Center for Brain Science, Department of Molecular and Cellular Biology, Harvard University, Cambridge, MA 02138, USA.
Center for Brain Science, Department of Molecular and Cellular Biology, Harvard University, Cambridge, MA 02138, USA.
Curr Opin Neurobiol. 2021 Apr;67:95-105. doi: 10.1016/j.conb.2020.08.014. Epub 2020 Nov 10.

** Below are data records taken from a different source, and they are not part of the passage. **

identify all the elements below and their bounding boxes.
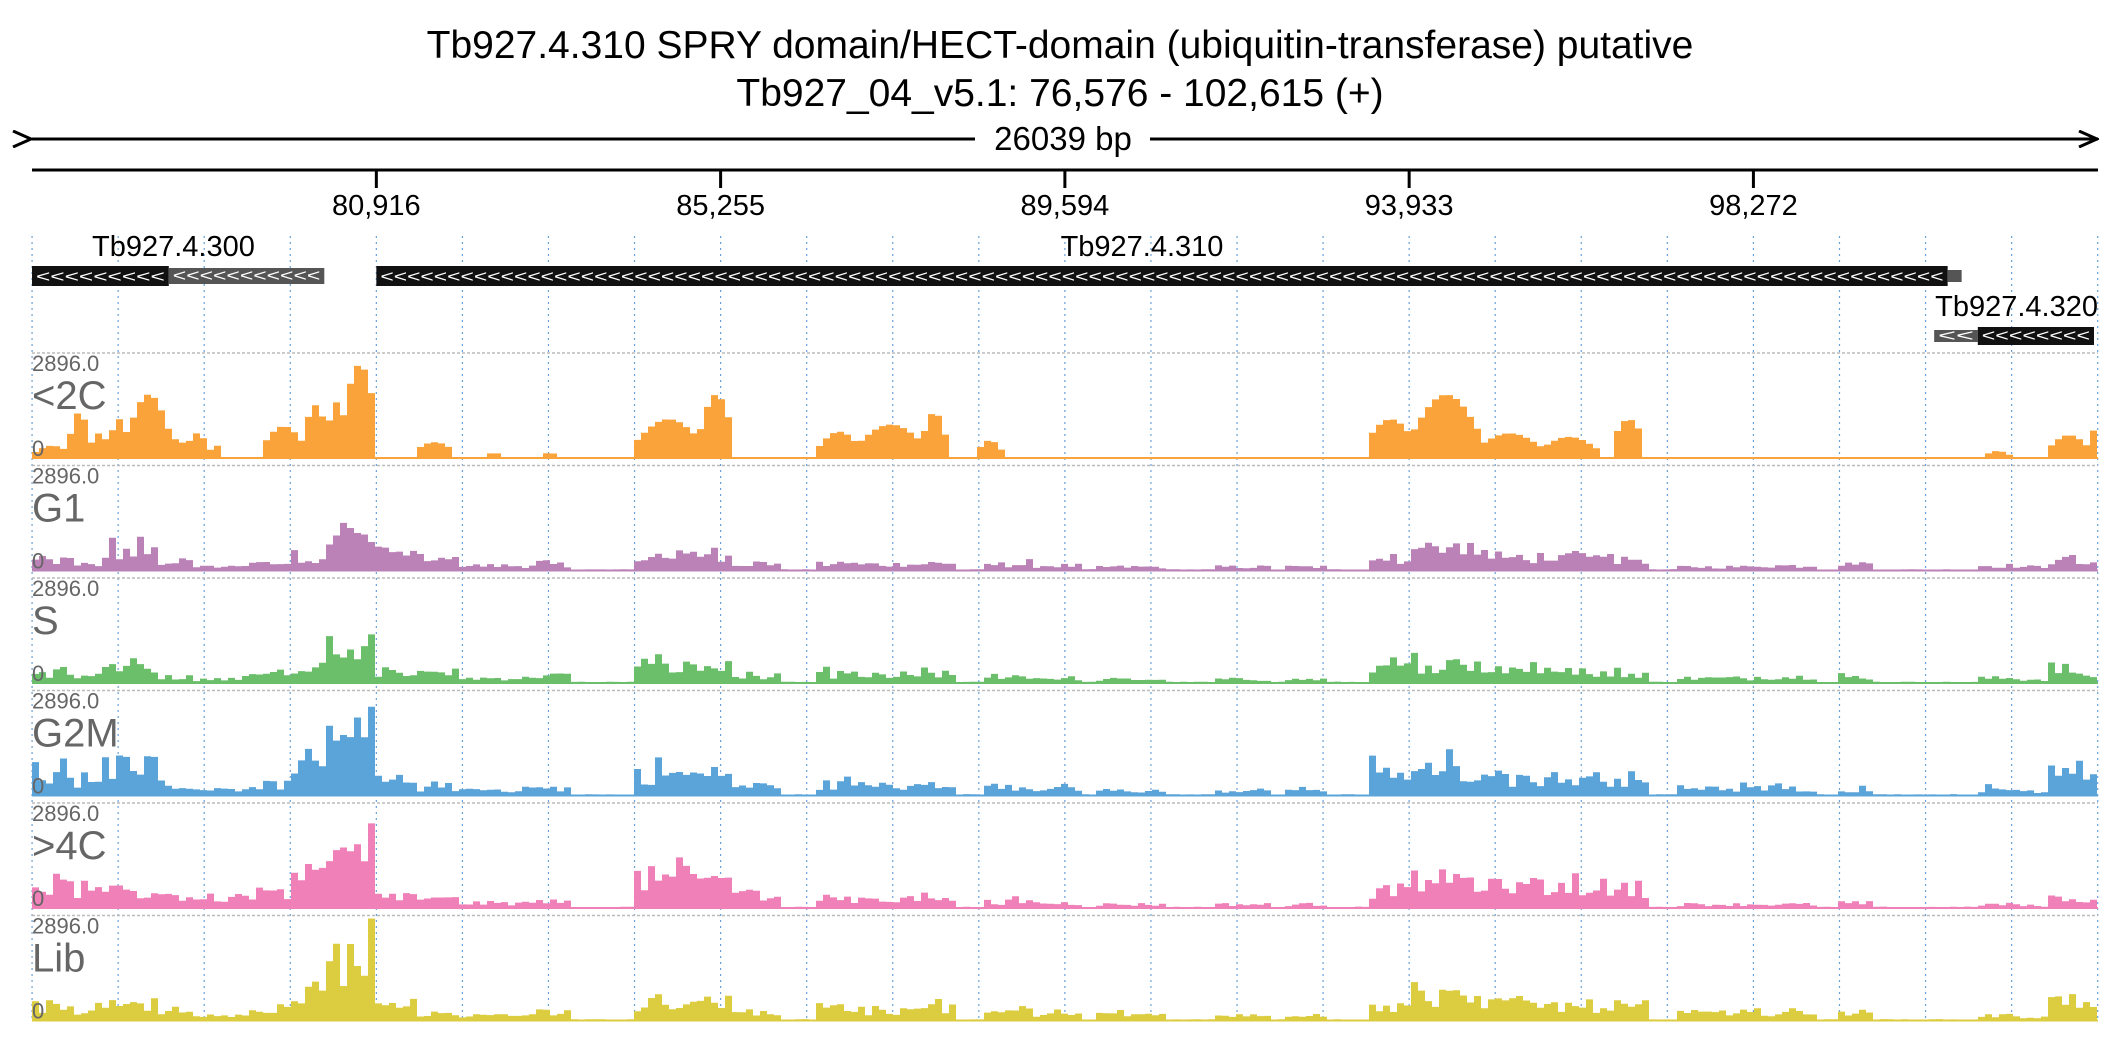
- track-ymax-label: 2896.0: [32, 576, 99, 601]
- gene-utr: [1947, 270, 1962, 282]
- coverage-area: [32, 823, 2097, 908]
- strand-arrows: <<<<<<<<<<<<<<<<<<<<<<<<<<<<<<<<<<<<<<<<…: [380, 267, 1943, 286]
- gene-label: Tb927.4.320: [1935, 291, 2098, 323]
- gene-Tb927.4.320[interactable]: << <<<<<<<<Tb927.4.320: [1934, 291, 2098, 345]
- gene-cds: [1977, 327, 2094, 345]
- track-ymin-label: 0: [32, 549, 44, 574]
- gene-cds: [32, 266, 169, 286]
- gene-utr: [168, 268, 325, 284]
- strand-arrows: <<<<<<<<: [1982, 326, 2090, 345]
- coverage-track-G1: 2896.0G1 0: [32, 464, 2098, 574]
- track-name: <2C: [32, 374, 107, 418]
- track-name: Lib: [32, 937, 85, 981]
- coverage-tracks: 2896.0<2C02896.0G102896.0S02896.0G2M0289…: [32, 351, 2098, 1024]
- axis-tick-label: 89,594: [1021, 190, 1110, 222]
- axis-tick-label: 80,916: [332, 190, 421, 222]
- axis-tick-label: 85,255: [676, 190, 765, 222]
- coverage-area: [32, 522, 2097, 571]
- gene-Tb927.4.310[interactable]: <<<<<<<<<<<<<<<<<<<<<<<<<<<<<<<<<<<<<<<<…: [376, 231, 1962, 286]
- span-length-label: 26039 bp: [994, 120, 1132, 157]
- gene-label: Tb927.4.300: [92, 231, 255, 263]
- coverage-track-S: 2896.0S 0: [32, 576, 2098, 686]
- track-ymax-label: 2896.0: [32, 801, 99, 826]
- track-name: S: [32, 599, 59, 643]
- chart-subtitle: Tb927_04_v5.1: 76,576 - 102,615 (+): [736, 72, 1383, 115]
- track-ymin-label: 0: [32, 436, 44, 461]
- track-ymin-label: 0: [32, 774, 44, 799]
- strand-arrows: <<<<<<<<<: [36, 267, 165, 286]
- track-ymin-label: 0: [32, 999, 44, 1024]
- track-ymax-label: 2896.0: [32, 351, 99, 376]
- track-ymax-label: 2896.0: [32, 914, 99, 939]
- coverage-area: [32, 634, 2097, 683]
- track-ymin-label: 0: [32, 886, 44, 911]
- gene-utr: [1934, 330, 1978, 342]
- axis-ticks: 80,916 85,255 89,594 93,933 98,272: [332, 170, 1798, 222]
- track-ymax-label: 2896.0: [32, 689, 99, 714]
- gene-track: <<<<<<<<< <<<<<<<<<<<Tb927.4.300<<<<<<<<<…: [32, 231, 2098, 345]
- track-name: G1: [32, 487, 85, 531]
- track-ymax-label: 2896.0: [32, 464, 99, 489]
- axis-tick-label: 93,933: [1365, 190, 1454, 222]
- gene-label: Tb927.4.310: [1061, 231, 1224, 263]
- gene-Tb927.4.300[interactable]: <<<<<<<<< <<<<<<<<<<<Tb927.4.300: [32, 231, 325, 286]
- coverage-track-<2C: 2896.0<2C 0: [32, 351, 2098, 461]
- strand-arrows: <<: [1938, 326, 1974, 345]
- track-name: G2M: [32, 712, 119, 756]
- gene-cds: [376, 266, 1948, 286]
- track-ymin-label: 0: [32, 661, 44, 686]
- coverage-track->4C: 2896.0>4C 0: [32, 801, 2098, 911]
- axis-tick-label: 98,272: [1709, 190, 1798, 222]
- track-name: >4C: [32, 824, 107, 868]
- chart-title: Tb927.4.310 SPRY domain/HECT-domain (ubi…: [427, 24, 1694, 67]
- strand-arrows: <<<<<<<<<<<: [173, 266, 321, 285]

In the brain, dopamine is thought to drive reward-based learning by signaling temporal difference reward prediction errors (TD errors), a 'teaching signal' used to train computers. Recent studies using optogenetic manipulations have provided multiple pieces of evidence supporting that phasic dopamine signals function as TD errors. Furthermore, novel experimental results have indicated that when the current state of the environment is uncertain, dopamine neurons compute TD errors using 'belief states' or a probability distribution over potential states. It remains unclear how belief states are computed but emerging evidence suggests involvement of the prefrontal cortex and the hippocampus. These results refine our understanding of the role of dopamine in learning and the algorithms by which dopamine functions in the brain.
在大脑中,多巴胺被认为通过信号传递时间差分奖励预测误差(TD 误差)来驱动基于奖励的学习,这是一种用于训练计算机的“教学信号”。最近使用光遗传学操作的研究提供了多项证据,支持了多巴胺的相位信号作为 TD 误差的功能。此外,新的实验结果表明,当环境的当前状态不确定时,多巴胺神经元使用“信念状态”或潜在状态的概率分布来计算 TD 误差。目前尚不清楚如何计算信念状态,但新出现的证据表明涉及前额叶皮层和海马体。这些结果完善了我们对多巴胺在学习中的作用以及多巴胺在大脑中发挥作用的算法的理解。